What is the Turing test and why is it important?

James Temperton
9 Jun 2014
Eugene supercomputer passes the Turing test

Eugene, a supercomputer posing as a 13 year old boy, has become the first machine to pass the Turing test first posed in 1950

A computer programme masquerading as a 13 year old boy has become the first piece of software to trick people into thinking it is human.

The news has been hailed as an "historic milestone" for artificial intelligence, but what does such an achievement mean?

In 1950 renowned mathematician and codebreaker Alan Turing posed a simple question – can machines think? It has taken over 60 years for a computer to prove that, to an extent, they can.

The Turing test, as it has become known, requires a computer to trick people into thinking it is human. At the time Turing wrote that "an average interrogator will not have more than 70 per cent chance of making the right identification after five minutes of questioning".

Rightly or wrongly this has been interpreted to mean a computer will pass if it is mistaken as a human more than 30 per cent of the time during a series of five minute text chats.

Turing's original test was more more hypothetical but eager researchers have seen it as an opportunity to create a highly believable mimic. No computer has ever achieved this, until now.

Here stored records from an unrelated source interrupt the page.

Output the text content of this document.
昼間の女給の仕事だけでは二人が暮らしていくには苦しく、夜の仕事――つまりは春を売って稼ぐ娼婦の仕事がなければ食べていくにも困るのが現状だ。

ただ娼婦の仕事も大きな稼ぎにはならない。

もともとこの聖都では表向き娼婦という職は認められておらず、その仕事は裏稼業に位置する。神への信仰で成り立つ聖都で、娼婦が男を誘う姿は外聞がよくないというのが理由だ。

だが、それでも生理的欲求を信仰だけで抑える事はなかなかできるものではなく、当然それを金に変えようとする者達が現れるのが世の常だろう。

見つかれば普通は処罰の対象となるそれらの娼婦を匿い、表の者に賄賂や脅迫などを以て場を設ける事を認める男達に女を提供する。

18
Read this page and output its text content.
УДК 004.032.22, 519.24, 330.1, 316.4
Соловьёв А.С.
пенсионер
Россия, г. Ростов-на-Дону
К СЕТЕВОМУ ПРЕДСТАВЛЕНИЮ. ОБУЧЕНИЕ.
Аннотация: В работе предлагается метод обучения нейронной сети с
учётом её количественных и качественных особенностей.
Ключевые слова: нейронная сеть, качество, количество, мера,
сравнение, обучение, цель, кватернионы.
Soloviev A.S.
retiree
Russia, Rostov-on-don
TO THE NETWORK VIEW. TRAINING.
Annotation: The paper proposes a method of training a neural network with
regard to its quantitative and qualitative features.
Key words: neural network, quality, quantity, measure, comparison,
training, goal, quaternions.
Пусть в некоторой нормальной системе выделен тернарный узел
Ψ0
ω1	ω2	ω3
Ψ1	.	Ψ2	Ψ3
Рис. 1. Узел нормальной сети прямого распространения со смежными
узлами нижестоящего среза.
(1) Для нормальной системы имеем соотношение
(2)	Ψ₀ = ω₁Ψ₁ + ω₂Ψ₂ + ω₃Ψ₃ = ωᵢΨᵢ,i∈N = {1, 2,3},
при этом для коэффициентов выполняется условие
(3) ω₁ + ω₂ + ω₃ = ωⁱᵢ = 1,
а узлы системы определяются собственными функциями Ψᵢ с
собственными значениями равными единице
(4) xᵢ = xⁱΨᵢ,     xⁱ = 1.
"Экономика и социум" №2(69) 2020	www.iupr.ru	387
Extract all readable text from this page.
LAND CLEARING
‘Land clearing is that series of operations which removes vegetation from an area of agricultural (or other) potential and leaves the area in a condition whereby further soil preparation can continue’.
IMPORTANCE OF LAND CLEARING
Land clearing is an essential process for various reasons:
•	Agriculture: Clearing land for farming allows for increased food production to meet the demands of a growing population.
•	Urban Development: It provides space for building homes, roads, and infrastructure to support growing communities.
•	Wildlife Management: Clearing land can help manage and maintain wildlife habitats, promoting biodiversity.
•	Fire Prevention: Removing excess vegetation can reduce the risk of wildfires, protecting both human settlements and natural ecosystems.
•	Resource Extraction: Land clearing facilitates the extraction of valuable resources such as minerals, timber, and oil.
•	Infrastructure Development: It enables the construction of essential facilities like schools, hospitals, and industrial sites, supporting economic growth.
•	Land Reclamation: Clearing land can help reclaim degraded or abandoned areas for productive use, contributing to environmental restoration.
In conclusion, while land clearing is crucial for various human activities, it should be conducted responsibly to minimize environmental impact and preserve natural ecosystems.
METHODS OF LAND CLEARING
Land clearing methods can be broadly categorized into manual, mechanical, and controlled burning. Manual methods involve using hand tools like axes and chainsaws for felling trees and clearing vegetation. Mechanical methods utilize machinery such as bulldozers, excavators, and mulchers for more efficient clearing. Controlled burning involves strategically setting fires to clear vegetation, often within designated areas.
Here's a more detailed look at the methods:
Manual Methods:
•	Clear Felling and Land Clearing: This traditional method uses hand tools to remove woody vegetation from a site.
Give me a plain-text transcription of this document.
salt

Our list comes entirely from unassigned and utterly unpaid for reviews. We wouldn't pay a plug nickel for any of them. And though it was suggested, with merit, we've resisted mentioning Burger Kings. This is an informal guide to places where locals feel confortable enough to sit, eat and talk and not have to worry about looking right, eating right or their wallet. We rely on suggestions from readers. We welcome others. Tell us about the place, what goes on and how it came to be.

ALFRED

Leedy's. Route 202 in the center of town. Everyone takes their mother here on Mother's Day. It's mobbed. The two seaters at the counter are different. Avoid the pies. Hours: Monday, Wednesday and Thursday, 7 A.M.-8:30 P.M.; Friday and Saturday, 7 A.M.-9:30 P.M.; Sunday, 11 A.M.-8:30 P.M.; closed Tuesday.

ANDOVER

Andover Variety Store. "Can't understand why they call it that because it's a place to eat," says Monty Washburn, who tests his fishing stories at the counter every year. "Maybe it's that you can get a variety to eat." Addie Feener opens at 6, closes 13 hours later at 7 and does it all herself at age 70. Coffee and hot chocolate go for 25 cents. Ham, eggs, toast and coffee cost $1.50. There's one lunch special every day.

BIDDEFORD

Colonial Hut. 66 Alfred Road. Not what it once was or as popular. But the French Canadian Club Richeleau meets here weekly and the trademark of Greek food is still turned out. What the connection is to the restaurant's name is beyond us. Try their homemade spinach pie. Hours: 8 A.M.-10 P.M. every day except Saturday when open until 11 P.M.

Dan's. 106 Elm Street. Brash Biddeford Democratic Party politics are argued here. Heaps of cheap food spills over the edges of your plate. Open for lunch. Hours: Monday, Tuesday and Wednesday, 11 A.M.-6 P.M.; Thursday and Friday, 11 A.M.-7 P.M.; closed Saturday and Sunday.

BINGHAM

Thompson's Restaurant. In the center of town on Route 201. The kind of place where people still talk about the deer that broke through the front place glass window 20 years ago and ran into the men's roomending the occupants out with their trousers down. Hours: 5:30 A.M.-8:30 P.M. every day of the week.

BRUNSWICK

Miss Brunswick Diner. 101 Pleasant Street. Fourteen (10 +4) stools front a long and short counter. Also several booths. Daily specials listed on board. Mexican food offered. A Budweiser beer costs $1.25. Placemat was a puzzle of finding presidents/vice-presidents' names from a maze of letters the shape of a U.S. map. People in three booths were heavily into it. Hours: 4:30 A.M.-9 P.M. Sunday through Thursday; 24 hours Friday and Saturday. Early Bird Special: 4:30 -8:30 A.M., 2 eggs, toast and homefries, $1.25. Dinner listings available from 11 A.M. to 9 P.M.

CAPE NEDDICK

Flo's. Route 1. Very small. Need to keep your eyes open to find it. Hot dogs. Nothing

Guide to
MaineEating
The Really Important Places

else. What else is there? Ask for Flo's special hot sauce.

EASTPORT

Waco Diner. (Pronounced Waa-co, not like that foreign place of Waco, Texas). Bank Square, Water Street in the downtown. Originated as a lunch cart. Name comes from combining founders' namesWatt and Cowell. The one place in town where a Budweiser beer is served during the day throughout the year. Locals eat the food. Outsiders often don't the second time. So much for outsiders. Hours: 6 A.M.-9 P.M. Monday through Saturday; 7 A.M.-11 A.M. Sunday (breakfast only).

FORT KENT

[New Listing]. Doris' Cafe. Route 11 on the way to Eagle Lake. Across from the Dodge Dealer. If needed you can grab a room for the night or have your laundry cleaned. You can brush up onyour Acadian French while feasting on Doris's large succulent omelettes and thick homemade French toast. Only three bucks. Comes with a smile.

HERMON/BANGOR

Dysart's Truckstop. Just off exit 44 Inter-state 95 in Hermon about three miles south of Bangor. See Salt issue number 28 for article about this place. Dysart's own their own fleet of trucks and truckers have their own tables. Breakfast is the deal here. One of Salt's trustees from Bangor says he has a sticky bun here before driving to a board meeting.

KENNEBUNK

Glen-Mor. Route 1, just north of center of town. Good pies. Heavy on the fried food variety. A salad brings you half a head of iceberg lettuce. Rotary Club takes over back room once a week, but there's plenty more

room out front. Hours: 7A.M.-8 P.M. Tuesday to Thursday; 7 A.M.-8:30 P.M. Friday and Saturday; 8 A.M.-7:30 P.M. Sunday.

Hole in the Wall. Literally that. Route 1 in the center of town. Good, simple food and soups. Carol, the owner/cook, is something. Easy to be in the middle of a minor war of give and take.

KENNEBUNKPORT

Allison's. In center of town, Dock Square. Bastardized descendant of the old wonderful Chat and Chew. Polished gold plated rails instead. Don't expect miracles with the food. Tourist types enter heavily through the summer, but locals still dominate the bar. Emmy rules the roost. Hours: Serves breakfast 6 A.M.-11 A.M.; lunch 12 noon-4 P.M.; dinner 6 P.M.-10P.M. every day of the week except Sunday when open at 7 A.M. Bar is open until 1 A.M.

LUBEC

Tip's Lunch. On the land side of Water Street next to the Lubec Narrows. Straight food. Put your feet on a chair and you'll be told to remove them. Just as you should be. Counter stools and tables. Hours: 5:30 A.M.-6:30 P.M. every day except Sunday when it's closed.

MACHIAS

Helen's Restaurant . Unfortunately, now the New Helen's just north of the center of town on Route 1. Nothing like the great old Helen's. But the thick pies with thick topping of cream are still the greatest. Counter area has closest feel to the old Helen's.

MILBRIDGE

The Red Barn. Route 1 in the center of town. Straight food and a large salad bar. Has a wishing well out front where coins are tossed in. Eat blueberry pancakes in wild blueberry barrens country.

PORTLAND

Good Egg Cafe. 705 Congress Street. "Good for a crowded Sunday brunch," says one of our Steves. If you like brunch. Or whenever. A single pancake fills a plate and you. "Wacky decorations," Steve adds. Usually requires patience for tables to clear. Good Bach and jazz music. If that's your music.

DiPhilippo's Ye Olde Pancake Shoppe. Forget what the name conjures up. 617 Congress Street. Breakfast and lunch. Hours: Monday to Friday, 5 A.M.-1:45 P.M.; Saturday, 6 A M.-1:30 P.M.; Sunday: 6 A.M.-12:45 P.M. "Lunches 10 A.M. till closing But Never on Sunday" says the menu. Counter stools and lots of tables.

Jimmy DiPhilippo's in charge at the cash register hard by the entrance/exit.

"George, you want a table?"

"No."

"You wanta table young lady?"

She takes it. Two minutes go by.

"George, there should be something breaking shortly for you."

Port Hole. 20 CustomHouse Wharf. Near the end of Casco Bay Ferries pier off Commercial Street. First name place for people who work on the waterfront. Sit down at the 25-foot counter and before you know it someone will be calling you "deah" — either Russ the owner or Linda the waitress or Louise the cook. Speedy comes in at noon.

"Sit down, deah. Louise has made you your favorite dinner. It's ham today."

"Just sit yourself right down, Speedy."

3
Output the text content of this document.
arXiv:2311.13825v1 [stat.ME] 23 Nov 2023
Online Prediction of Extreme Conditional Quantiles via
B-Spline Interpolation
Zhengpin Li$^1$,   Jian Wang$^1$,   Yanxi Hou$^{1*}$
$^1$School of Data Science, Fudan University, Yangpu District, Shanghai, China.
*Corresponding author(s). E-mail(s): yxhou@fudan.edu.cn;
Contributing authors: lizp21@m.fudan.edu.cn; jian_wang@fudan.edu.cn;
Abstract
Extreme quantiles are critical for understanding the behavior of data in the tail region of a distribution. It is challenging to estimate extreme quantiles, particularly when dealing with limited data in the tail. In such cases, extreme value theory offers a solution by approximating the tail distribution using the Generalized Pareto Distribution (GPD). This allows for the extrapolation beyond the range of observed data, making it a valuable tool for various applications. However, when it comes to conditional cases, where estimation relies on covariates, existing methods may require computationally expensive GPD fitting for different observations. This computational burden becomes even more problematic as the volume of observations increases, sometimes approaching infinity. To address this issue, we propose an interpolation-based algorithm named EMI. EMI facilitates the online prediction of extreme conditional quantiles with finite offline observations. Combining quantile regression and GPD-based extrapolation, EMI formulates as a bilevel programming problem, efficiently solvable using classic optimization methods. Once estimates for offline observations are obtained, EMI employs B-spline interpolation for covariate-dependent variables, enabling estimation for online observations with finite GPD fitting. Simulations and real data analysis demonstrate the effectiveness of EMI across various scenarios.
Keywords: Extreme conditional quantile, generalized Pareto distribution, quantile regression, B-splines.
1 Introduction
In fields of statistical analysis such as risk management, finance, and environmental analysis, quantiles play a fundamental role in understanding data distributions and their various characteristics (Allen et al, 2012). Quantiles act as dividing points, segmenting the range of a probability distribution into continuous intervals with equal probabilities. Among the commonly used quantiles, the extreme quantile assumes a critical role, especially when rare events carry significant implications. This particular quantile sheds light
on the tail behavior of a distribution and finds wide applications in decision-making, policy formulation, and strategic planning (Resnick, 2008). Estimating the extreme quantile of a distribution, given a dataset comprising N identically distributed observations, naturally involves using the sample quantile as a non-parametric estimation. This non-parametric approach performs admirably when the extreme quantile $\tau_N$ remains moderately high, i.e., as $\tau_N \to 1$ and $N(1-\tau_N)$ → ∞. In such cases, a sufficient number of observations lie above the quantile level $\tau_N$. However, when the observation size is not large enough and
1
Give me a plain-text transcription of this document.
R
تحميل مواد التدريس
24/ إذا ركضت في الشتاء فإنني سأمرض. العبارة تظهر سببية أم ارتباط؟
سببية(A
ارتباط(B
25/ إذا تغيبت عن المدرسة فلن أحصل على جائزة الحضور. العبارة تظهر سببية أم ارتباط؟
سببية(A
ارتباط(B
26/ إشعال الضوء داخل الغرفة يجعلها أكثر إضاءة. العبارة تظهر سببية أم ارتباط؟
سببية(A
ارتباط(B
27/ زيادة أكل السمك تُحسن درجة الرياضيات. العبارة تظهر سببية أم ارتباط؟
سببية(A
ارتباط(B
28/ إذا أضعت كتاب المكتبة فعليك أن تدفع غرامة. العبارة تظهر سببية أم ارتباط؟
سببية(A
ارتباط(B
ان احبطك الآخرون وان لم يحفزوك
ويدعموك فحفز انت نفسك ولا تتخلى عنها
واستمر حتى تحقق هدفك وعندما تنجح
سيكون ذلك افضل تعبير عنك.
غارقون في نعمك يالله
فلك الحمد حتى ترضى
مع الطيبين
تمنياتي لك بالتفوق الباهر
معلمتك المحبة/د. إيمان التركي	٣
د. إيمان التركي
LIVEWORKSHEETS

Eugene convinced 33 per cent of human judges that it was a 13 year old boy, when in reality it was a computer programme.

The Turing test is a totally random conversation with no pre-determined topics or questions, meaning that the computer won't necessarily be 'prepared' for what will be asked.

Conversations are spontaneous and carried out by normal people – in this case Red Dwarf's Robert Llewellyn and Lord Sharkey, amongst others.

Eugene was one of five supercomputers competing for the Turing Test 2014 at an event organised by the University of Reading.

Turing himself admitted a flaw in his original question, later rephrasing it he pondered how well computers would do in "the imitation game". In passing the Turing test for the first time, Eugene has shown the ability of a computer to be as dumb as a human.

Just as humans are intelligent, they are also very stupid. In order to be convincing a computer must make mistakes and it must be fallible. To pass the Turing test, critics have argued, a computer is simulating behaviour rather than exhibiting actual intelligence.

Eugene does not have a mind, it does not have a consciousness and it does not think. The Turing test, as its creator admitted, was designed to start a debate about artificial intelligence and not to prove its existence.

Turing reckoned his test would be passed by the year 2000, so we're already fourteen years late. Breaking Turing's test is rightly seen as a milestone but the philosophical debate of what constitutes intelligence will go on.

Speaking about Eugene becoming the first computer programme to pass the Turing test, professor Kevin Warwick from Coventry University said it still had implications for society today:

"Having a computer that can trick a human into thinking that someone, or even something, is a person we trust is a wake-up call to cybercrime," he said.

"The Turing Test is a vital tool for combatting that threat. It is important to understand more fully how online, real-time communication of this type can influence an individual human in such a way that they are fooled into believing something is true when in fact it is not."